Voltz received numerous professional honors for her works, including several Tastemaker Awards, awarded by the R. T. French Company, and Vesta Awards, awarded by the American Meat Institute. Two of her cookbooks, The California Cookbook and Barbecued Ribs, Smoked Butts, and Other Great Feeds, earned James Beard Foundation Media Awards, one of the most prestigious awards in cooking and food writing. James Beard praised the latter book as the “definitive” book on barbecue, and critics have argued that Voltz’s book helped elevate the culinary reputation of barbecue outside of the South.

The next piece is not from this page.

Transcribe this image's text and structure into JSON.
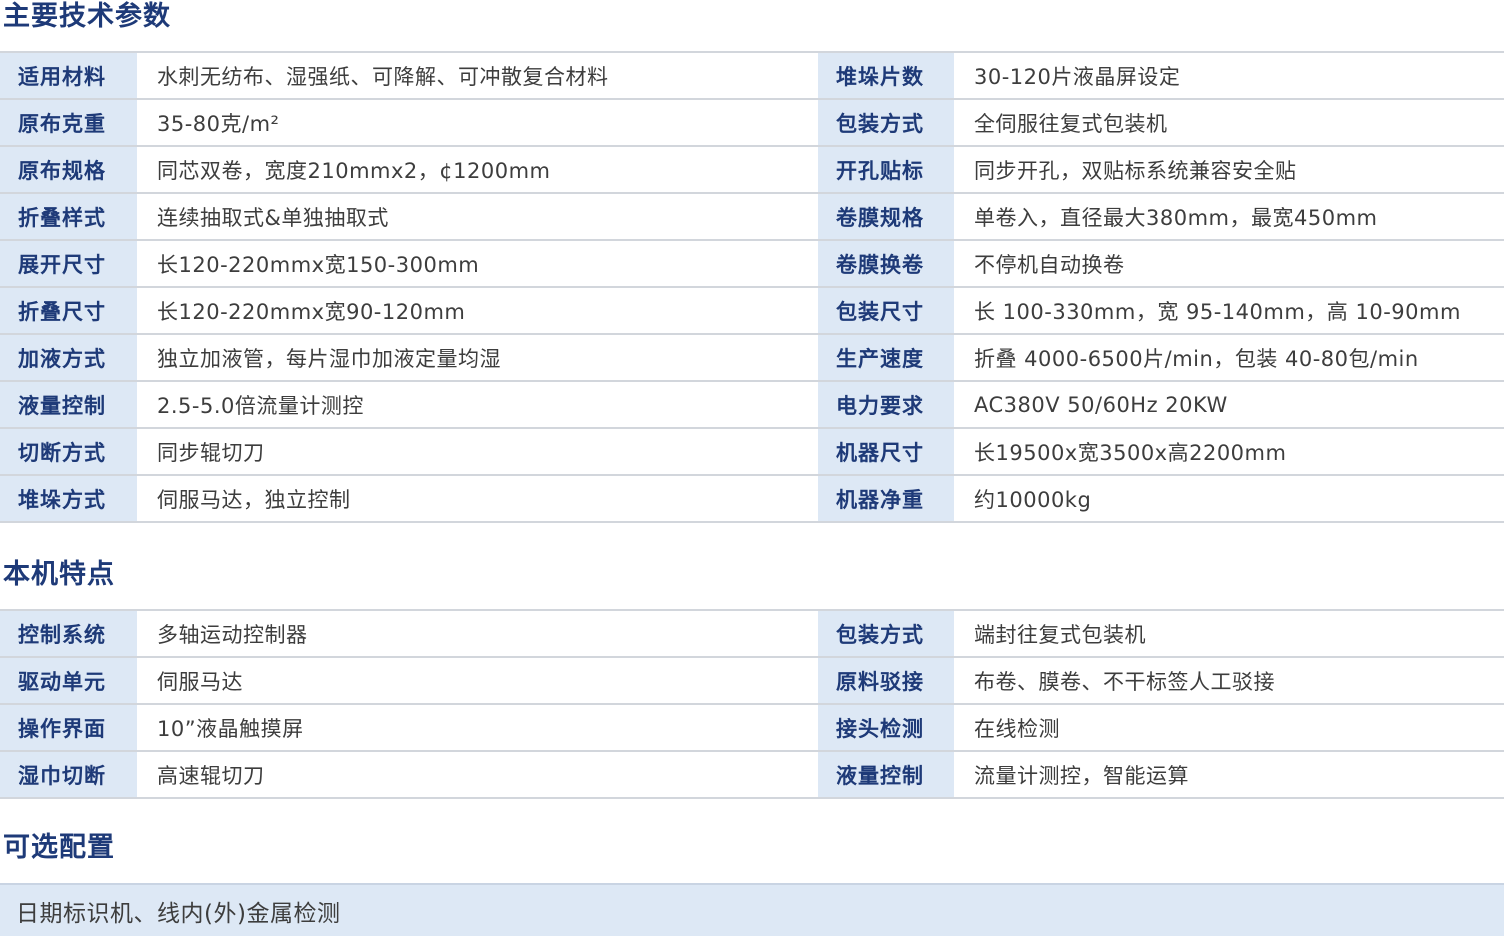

After Voltz and her first husband divorced in the 1980s, Voltz married video production company owner Frank MacKnight in 1988. In her later years, she resided with her husband in Pittsboro, North Carolina, where she continued to write, test recipes, and consult on cookbooks. Her work during this period maintained its focus on regional food traditions, including those associated with Alabama and the broader South. She served on the board of the Society for the Preservation and Revitalization of Southern Food, an organization founded by Edna Lewis and Geneva County native Scott Peacock with the mission of recording and supporting traditional southern cooking practices. Many of the recipes she created or wrote about were grounded in her childhood experiences in Montevallo. Her collaboration with like-minded writers and community organizers to record regional recipes contributed to a broader effort to document southern foodways in the late twentieth century.
Voltz died in Pittsboro on January 15, 2002, leaving behind a significant body of work that shaped food writing in American journalism, documenting history, culture, and everyday life.
Selected Works by Jeanne Voltz
Famous Florida Recipes (1954)
The California Cookbook (1970)
The L.A. Gourmet: Favorite Recipes from Famous Los Angeles Restaurant (1971)
The Los Angeles Times Natural Food Cookbook (1973)
The Flavor of the South (1977)
How to Turn a Passion for Food into Profit (1979)
Barbecued Ribs, Smoked Butts, and Other Great Feeds (1985)
Gifts from a Country Kitchen (1984)
Community Suppers and Other Glorious Repasts (1987)
The Country Ham Book (1999)
Additional Resources
- Voss, Kimberly Wilmot. “Food Journalism or Culinary Anthropology? Re-Evaluating Soft News and the Influence of Jeanne Voltz’s Food Section in the Los Angeles Times.” American Journalism 29 (Spring 2012): 66–91.